C’è qualcuno che conosce Medio Campidano? Od Ogliastra? Sono due delle provincie sarde che, insieme a Sulcis e Gallura saranno abolite, dopo il risultato del referendum «anticasta» svoltosi in Sardegna e che ha visto una forte partecipazione popolare. I cittadini sardi hanno inviato un segnale roboante all’attuale e al prossimo governo: bisogna abolire al più presto questi repertori dell’impero romano e del fascismo, oramai del tutto inutili nella gestione amministrativa dello Stato. Ci vorrà una legge costituzionale, si dice: e allora? È forse impossibile mettere in calendario una riscrittura semplice semplice dell’articolo 114: «La Repubblica è costituita dai Comuni, dalle Città metropolitane, dalle Regioni e dallo Stato».  L’iter della legge, che è “rinforzato”, essendo la nostra una Costituzione rigida, potrebbe iniziare ora e magari terminare nella prossima legislatura.

Inutile continuare ad affermare, come pure sostengono alcuni esponenti del Partito democratico, ad esempio Massimo D’Alema, che i risparmi non ci sarebbero, perché comunque le funzioni delle Province dovrebbero essere svolte dai Comuni o dalle Regioni. Se gli accorpamenti e le eliminazioni di sedi ed uffici non comportano alcun risparmio, allora ci dovrebbe spiegare come mai, in tutto il territorio nazionale, stanno aggregando selvaggiamente migliaia di istituti scolastici ed ora si vogliono “razionalizzare” (che nel linguaggio in auge di questi tempi significa “tagliare”) gli uffici delle prefetture e perfino quelli della polizia e dei carabinieri. Anche in questi casi non spariscono le “funzioni” e in parte nemmeno il personale, eppure i risparmi ci sono.

La realtà è che il ceto politico vive anche di province. I responsabili dei partiti, i funzionari e i dirigenti locali, vivono anche dello stipendio che ricevono in qualità di consiglieri provinciali, di assessori ed aspirano a diventare Presidenti di provincia per scalare la classifica. Eliminare questi inutili orpelli significa togliere di mezzo un possibile stipendio per un funzionario di partito, che così rimarrà un peso per il suo gruppo, costretto a trovare altre forme di finanziamento.
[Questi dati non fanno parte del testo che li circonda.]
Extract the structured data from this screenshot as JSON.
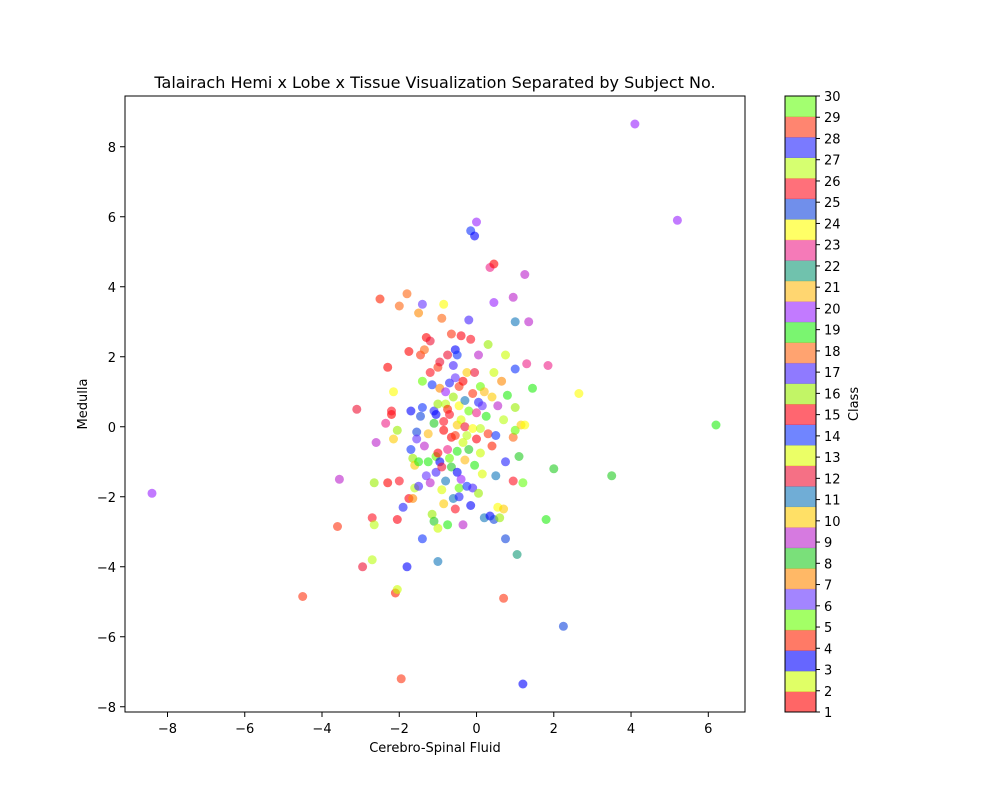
{
  "chart_data": {
    "type": "scatter",
    "title": "Talairach Hemi x Lobe x Tissue Visualization Separated by Subject No.",
    "xlabel": "Cerebro-Spinal Fluid",
    "ylabel": "Medulla",
    "xlim": [
      -9.1,
      6.95
    ],
    "ylim": [
      -8.15,
      9.45
    ],
    "xticks": [
      -8,
      -6,
      -4,
      -2,
      0,
      2,
      4,
      6
    ],
    "yticks": [
      -8,
      -6,
      -4,
      -2,
      0,
      2,
      4,
      6,
      8
    ],
    "grid": false,
    "colorbar": {
      "label": "Class",
      "range": [
        1,
        30
      ],
      "ticks": [
        1,
        2,
        3,
        4,
        5,
        6,
        7,
        8,
        9,
        10,
        11,
        12,
        13,
        14,
        15,
        16,
        17,
        18,
        19,
        20,
        21,
        22,
        23,
        24,
        25,
        26,
        27,
        28,
        29,
        30
      ],
      "colors": [
        "#ff0000",
        "#ccff00",
        "#0000ff",
        "#ff2200",
        "#66ff00",
        "#6633ff",
        "#ff8800",
        "#22cc22",
        "#bb22cc",
        "#ffcc00",
        "#1177bb",
        "#ee1133",
        "#ddff00",
        "#1133ff",
        "#ff0011",
        "#99ee00",
        "#4422ff",
        "#ff6611",
        "#22ee11",
        "#9922ff",
        "#ffbb11",
        "#119977",
        "#ee2288",
        "#ffff00",
        "#1144dd",
        "#ff1122",
        "#bbff11",
        "#2222ff",
        "#ff3311",
        "#66ff11"
      ]
    },
    "points": [
      {
        "x": -8.4,
        "y": -1.9,
        "c": 20
      },
      {
        "x": -4.5,
        "y": -4.85,
        "c": 29
      },
      {
        "x": -3.6,
        "y": -2.85,
        "c": 29
      },
      {
        "x": -3.55,
        "y": -1.5,
        "c": 9
      },
      {
        "x": -3.1,
        "y": 0.5,
        "c": 12
      },
      {
        "x": -2.95,
        "y": -4.0,
        "c": 12
      },
      {
        "x": -2.7,
        "y": -3.8,
        "c": 27
      },
      {
        "x": -2.7,
        "y": -2.6,
        "c": 26
      },
      {
        "x": -2.65,
        "y": -2.8,
        "c": 27
      },
      {
        "x": -2.65,
        "y": -1.6,
        "c": 16
      },
      {
        "x": -2.6,
        "y": -0.45,
        "c": 9
      },
      {
        "x": -2.5,
        "y": 3.65,
        "c": 4
      },
      {
        "x": -2.35,
        "y": 0.1,
        "c": 23
      },
      {
        "x": -2.3,
        "y": -1.6,
        "c": 1
      },
      {
        "x": -2.3,
        "y": 1.7,
        "c": 1
      },
      {
        "x": -2.2,
        "y": 0.35,
        "c": 1
      },
      {
        "x": -2.2,
        "y": 0.45,
        "c": 26
      },
      {
        "x": -2.15,
        "y": 1.0,
        "c": 24
      },
      {
        "x": -2.15,
        "y": -0.35,
        "c": 10
      },
      {
        "x": -2.1,
        "y": -4.75,
        "c": 4
      },
      {
        "x": -2.05,
        "y": -4.65,
        "c": 2
      },
      {
        "x": -2.05,
        "y": -2.65,
        "c": 15
      },
      {
        "x": -2.05,
        "y": -0.1,
        "c": 16
      },
      {
        "x": -2.0,
        "y": -1.55,
        "c": 26
      },
      {
        "x": -2.0,
        "y": 3.45,
        "c": 18
      },
      {
        "x": -1.95,
        "y": -7.2,
        "c": 29
      },
      {
        "x": -1.9,
        "y": -2.3,
        "c": 28
      },
      {
        "x": -1.8,
        "y": -4.0,
        "c": 3
      },
      {
        "x": -1.8,
        "y": 3.8,
        "c": 18
      },
      {
        "x": -1.75,
        "y": -2.05,
        "c": 15
      },
      {
        "x": -1.75,
        "y": 2.15,
        "c": 1
      },
      {
        "x": -1.7,
        "y": -0.65,
        "c": 14
      },
      {
        "x": -1.7,
        "y": 0.45,
        "c": 3
      },
      {
        "x": -1.65,
        "y": -2.05,
        "c": 7
      },
      {
        "x": -1.65,
        "y": -0.9,
        "c": 16
      },
      {
        "x": -1.6,
        "y": -1.75,
        "c": 27
      },
      {
        "x": -1.6,
        "y": -1.1,
        "c": 10
      },
      {
        "x": -1.55,
        "y": -0.15,
        "c": 25
      },
      {
        "x": -1.55,
        "y": -0.35,
        "c": 6
      },
      {
        "x": -1.5,
        "y": 3.25,
        "c": 7
      },
      {
        "x": -1.5,
        "y": -1.7,
        "c": 17
      },
      {
        "x": -1.5,
        "y": -1.0,
        "c": 19
      },
      {
        "x": -1.45,
        "y": 0.3,
        "c": 25
      },
      {
        "x": -1.45,
        "y": 2.05,
        "c": 29
      },
      {
        "x": -1.4,
        "y": -3.2,
        "c": 14
      },
      {
        "x": -1.4,
        "y": 0.55,
        "c": 14
      },
      {
        "x": -1.4,
        "y": 3.5,
        "c": 6
      },
      {
        "x": -1.4,
        "y": 1.3,
        "c": 5
      },
      {
        "x": -1.35,
        "y": 2.2,
        "c": 18
      },
      {
        "x": -1.35,
        "y": -0.55,
        "c": 9
      },
      {
        "x": -1.3,
        "y": 2.55,
        "c": 1
      },
      {
        "x": -1.3,
        "y": -1.4,
        "c": 6
      },
      {
        "x": -1.25,
        "y": -0.2,
        "c": 21
      },
      {
        "x": -1.25,
        "y": -1.0,
        "c": 19
      },
      {
        "x": -1.2,
        "y": 1.55,
        "c": 26
      },
      {
        "x": -1.2,
        "y": 2.45,
        "c": 12
      },
      {
        "x": -1.2,
        "y": -1.6,
        "c": 9
      },
      {
        "x": -1.15,
        "y": -2.5,
        "c": 16
      },
      {
        "x": -1.15,
        "y": 1.2,
        "c": 14
      },
      {
        "x": -1.1,
        "y": -2.7,
        "c": 8
      },
      {
        "x": -1.1,
        "y": 0.45,
        "c": 28
      },
      {
        "x": -1.1,
        "y": 0.1,
        "c": 8
      },
      {
        "x": -1.05,
        "y": 0.35,
        "c": 3
      },
      {
        "x": -1.05,
        "y": -0.85,
        "c": 5
      },
      {
        "x": -1.05,
        "y": -1.3,
        "c": 17
      },
      {
        "x": -1.0,
        "y": -3.85,
        "c": 11
      },
      {
        "x": -1.0,
        "y": -2.9,
        "c": 2
      },
      {
        "x": -1.0,
        "y": 1.7,
        "c": 29
      },
      {
        "x": -1.0,
        "y": 0.65,
        "c": 16
      },
      {
        "x": -1.0,
        "y": -0.75,
        "c": 15
      },
      {
        "x": -0.95,
        "y": -1.0,
        "c": 3
      },
      {
        "x": -0.95,
        "y": 1.85,
        "c": 12
      },
      {
        "x": -0.95,
        "y": 1.1,
        "c": 7
      },
      {
        "x": -0.9,
        "y": -1.8,
        "c": 13
      },
      {
        "x": -0.9,
        "y": -1.15,
        "c": 12
      },
      {
        "x": -0.9,
        "y": 3.1,
        "c": 18
      },
      {
        "x": -0.85,
        "y": 3.5,
        "c": 24
      },
      {
        "x": -0.85,
        "y": -0.1,
        "c": 1
      },
      {
        "x": -0.85,
        "y": 0.15,
        "c": 26
      },
      {
        "x": -0.85,
        "y": -2.2,
        "c": 10
      },
      {
        "x": -0.8,
        "y": 0.65,
        "c": 27
      },
      {
        "x": -0.8,
        "y": -1.55,
        "c": 11
      },
      {
        "x": -0.8,
        "y": 1.0,
        "c": 20
      },
      {
        "x": -0.75,
        "y": -0.65,
        "c": 23
      },
      {
        "x": -0.75,
        "y": 2.05,
        "c": 12
      },
      {
        "x": -0.75,
        "y": -2.8,
        "c": 19
      },
      {
        "x": -0.75,
        "y": 0.5,
        "c": 4
      },
      {
        "x": -0.7,
        "y": 1.25,
        "c": 28
      },
      {
        "x": -0.7,
        "y": -0.9,
        "c": 5
      },
      {
        "x": -0.7,
        "y": 0.35,
        "c": 26
      },
      {
        "x": -0.65,
        "y": 2.65,
        "c": 29
      },
      {
        "x": -0.65,
        "y": -1.15,
        "c": 8
      },
      {
        "x": -0.65,
        "y": -0.3,
        "c": 1
      },
      {
        "x": -0.6,
        "y": 1.75,
        "c": 17
      },
      {
        "x": -0.6,
        "y": -2.05,
        "c": 11
      },
      {
        "x": -0.6,
        "y": 0.85,
        "c": 16
      },
      {
        "x": -0.55,
        "y": 2.2,
        "c": 3
      },
      {
        "x": -0.55,
        "y": -0.25,
        "c": 29
      },
      {
        "x": -0.55,
        "y": -2.35,
        "c": 26
      },
      {
        "x": -0.55,
        "y": 1.4,
        "c": 6
      },
      {
        "x": -0.5,
        "y": 2.05,
        "c": 14
      },
      {
        "x": -0.5,
        "y": -1.3,
        "c": 3
      },
      {
        "x": -0.5,
        "y": 0.05,
        "c": 10
      },
      {
        "x": -0.5,
        "y": -0.7,
        "c": 19
      },
      {
        "x": -0.45,
        "y": -2.0,
        "c": 28
      },
      {
        "x": -0.45,
        "y": 1.15,
        "c": 29
      },
      {
        "x": -0.45,
        "y": -1.75,
        "c": 5
      },
      {
        "x": -0.45,
        "y": 0.6,
        "c": 24
      },
      {
        "x": -0.4,
        "y": -1.5,
        "c": 20
      },
      {
        "x": -0.4,
        "y": 2.6,
        "c": 15
      },
      {
        "x": -0.4,
        "y": 0.2,
        "c": 13
      },
      {
        "x": -0.35,
        "y": -0.45,
        "c": 2
      },
      {
        "x": -0.35,
        "y": 1.3,
        "c": 1
      },
      {
        "x": -0.35,
        "y": -2.8,
        "c": 9
      },
      {
        "x": -0.3,
        "y": 0.0,
        "c": 12
      },
      {
        "x": -0.3,
        "y": -0.95,
        "c": 21
      },
      {
        "x": -0.3,
        "y": 0.75,
        "c": 11
      },
      {
        "x": -0.25,
        "y": -1.7,
        "c": 14
      },
      {
        "x": -0.25,
        "y": 1.55,
        "c": 10
      },
      {
        "x": -0.25,
        "y": -0.25,
        "c": 27
      },
      {
        "x": -0.2,
        "y": 3.05,
        "c": 17
      },
      {
        "x": -0.2,
        "y": -0.65,
        "c": 8
      },
      {
        "x": -0.2,
        "y": 0.45,
        "c": 5
      },
      {
        "x": -0.15,
        "y": 5.6,
        "c": 14
      },
      {
        "x": -0.15,
        "y": -2.25,
        "c": 3
      },
      {
        "x": -0.15,
        "y": 2.5,
        "c": 26
      },
      {
        "x": -0.1,
        "y": -1.75,
        "c": 17
      },
      {
        "x": -0.1,
        "y": 0.95,
        "c": 29
      },
      {
        "x": -0.1,
        "y": -0.05,
        "c": 24
      },
      {
        "x": -0.05,
        "y": 5.45,
        "c": 3
      },
      {
        "x": -0.05,
        "y": 1.55,
        "c": 12
      },
      {
        "x": -0.05,
        "y": -1.1,
        "c": 19
      },
      {
        "x": 0.0,
        "y": 5.85,
        "c": 20
      },
      {
        "x": 0.0,
        "y": 0.4,
        "c": 23
      },
      {
        "x": 0.0,
        "y": -0.35,
        "c": 15
      },
      {
        "x": 0.05,
        "y": 2.05,
        "c": 9
      },
      {
        "x": 0.05,
        "y": -1.9,
        "c": 16
      },
      {
        "x": 0.05,
        "y": 0.7,
        "c": 28
      },
      {
        "x": 0.1,
        "y": -0.75,
        "c": 2
      },
      {
        "x": 0.1,
        "y": 1.15,
        "c": 5
      },
      {
        "x": 0.1,
        "y": -0.05,
        "c": 27
      },
      {
        "x": 0.15,
        "y": -1.35,
        "c": 13
      },
      {
        "x": 0.15,
        "y": 0.6,
        "c": 6
      },
      {
        "x": 0.2,
        "y": -2.6,
        "c": 11
      },
      {
        "x": 0.2,
        "y": 1.0,
        "c": 21
      },
      {
        "x": 0.25,
        "y": 0.3,
        "c": 19
      },
      {
        "x": 0.3,
        "y": 2.35,
        "c": 16
      },
      {
        "x": 0.3,
        "y": -0.2,
        "c": 29
      },
      {
        "x": 0.35,
        "y": 4.55,
        "c": 23
      },
      {
        "x": 0.35,
        "y": -2.55,
        "c": 3
      },
      {
        "x": 0.4,
        "y": 0.85,
        "c": 10
      },
      {
        "x": 0.4,
        "y": -0.55,
        "c": 4
      },
      {
        "x": 0.45,
        "y": 4.65,
        "c": 1
      },
      {
        "x": 0.45,
        "y": 3.55,
        "c": 20
      },
      {
        "x": 0.45,
        "y": -2.65,
        "c": 25
      },
      {
        "x": 0.45,
        "y": 1.55,
        "c": 2
      },
      {
        "x": 0.5,
        "y": -1.4,
        "c": 11
      },
      {
        "x": 0.5,
        "y": -0.25,
        "c": 14
      },
      {
        "x": 0.55,
        "y": -2.3,
        "c": 24
      },
      {
        "x": 0.55,
        "y": 0.6,
        "c": 9
      },
      {
        "x": 0.6,
        "y": -2.6,
        "c": 16
      },
      {
        "x": 0.65,
        "y": 1.3,
        "c": 7
      },
      {
        "x": 0.7,
        "y": -4.9,
        "c": 29
      },
      {
        "x": 0.7,
        "y": -2.35,
        "c": 10
      },
      {
        "x": 0.7,
        "y": 0.2,
        "c": 27
      },
      {
        "x": 0.75,
        "y": 2.05,
        "c": 2
      },
      {
        "x": 0.75,
        "y": -1.0,
        "c": 28
      },
      {
        "x": 0.75,
        "y": -3.2,
        "c": 25
      },
      {
        "x": 0.8,
        "y": 0.9,
        "c": 19
      },
      {
        "x": 0.95,
        "y": 3.7,
        "c": 9
      },
      {
        "x": 0.95,
        "y": -1.55,
        "c": 26
      },
      {
        "x": 0.95,
        "y": -0.3,
        "c": 18
      },
      {
        "x": 1.0,
        "y": 3.0,
        "c": 11
      },
      {
        "x": 1.0,
        "y": 1.65,
        "c": 14
      },
      {
        "x": 1.0,
        "y": -0.1,
        "c": 5
      },
      {
        "x": 1.0,
        "y": 0.55,
        "c": 16
      },
      {
        "x": 1.05,
        "y": -3.65,
        "c": 22
      },
      {
        "x": 1.1,
        "y": -0.85,
        "c": 8
      },
      {
        "x": 1.15,
        "y": 0.05,
        "c": 10
      },
      {
        "x": 1.2,
        "y": -7.35,
        "c": 3
      },
      {
        "x": 1.2,
        "y": -1.6,
        "c": 30
      },
      {
        "x": 1.25,
        "y": 4.35,
        "c": 9
      },
      {
        "x": 1.25,
        "y": 0.05,
        "c": 24
      },
      {
        "x": 1.3,
        "y": 1.8,
        "c": 23
      },
      {
        "x": 1.35,
        "y": 3.0,
        "c": 9
      },
      {
        "x": 1.45,
        "y": 1.1,
        "c": 19
      },
      {
        "x": 1.8,
        "y": -2.65,
        "c": 19
      },
      {
        "x": 1.85,
        "y": 1.75,
        "c": 23
      },
      {
        "x": 2.0,
        "y": -1.2,
        "c": 8
      },
      {
        "x": 2.25,
        "y": -5.7,
        "c": 25
      },
      {
        "x": 2.65,
        "y": 0.95,
        "c": 24
      },
      {
        "x": 3.5,
        "y": -1.4,
        "c": 8
      },
      {
        "x": 4.1,
        "y": 8.65,
        "c": 20
      },
      {
        "x": 5.2,
        "y": 5.9,
        "c": 20
      },
      {
        "x": 6.2,
        "y": 0.05,
        "c": 19
      }
    ]
  }
}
La cosa vergognosa è che, i partiti titubano sull’abolizione delle province ma sono pronti (almeno il Pdl e la Lega) a tagliare qualsiasi finanziamento ai sindacati. Fra i compiti assegnati all’evergreen Giuliano Amato ci sarebbe anche quello di rivedere il finanziamento statale ai patronati e ai CAF, gestiti dai sindacati. Lo Stato trasferisce a queste meritorie istituzioni finanziamenti per ogni 730 e per il loro lavoro di consulenza. Ovviamente, la destra starnazza, come sempre quando si tratta di scontrarsi con le organizzazioni dei lavoratori. Ci si dimentica che, a differenza dei partiti, i sindacati offrono servizi gratuiti ai cittadini e che ogni taglio ai finanziamenti equivale ad un servizio pubblico in meno. Ci sono milioni di persone che non possono farsi fare la dichiarazione dei redditi dallo studio Vitaletti-Tremonti.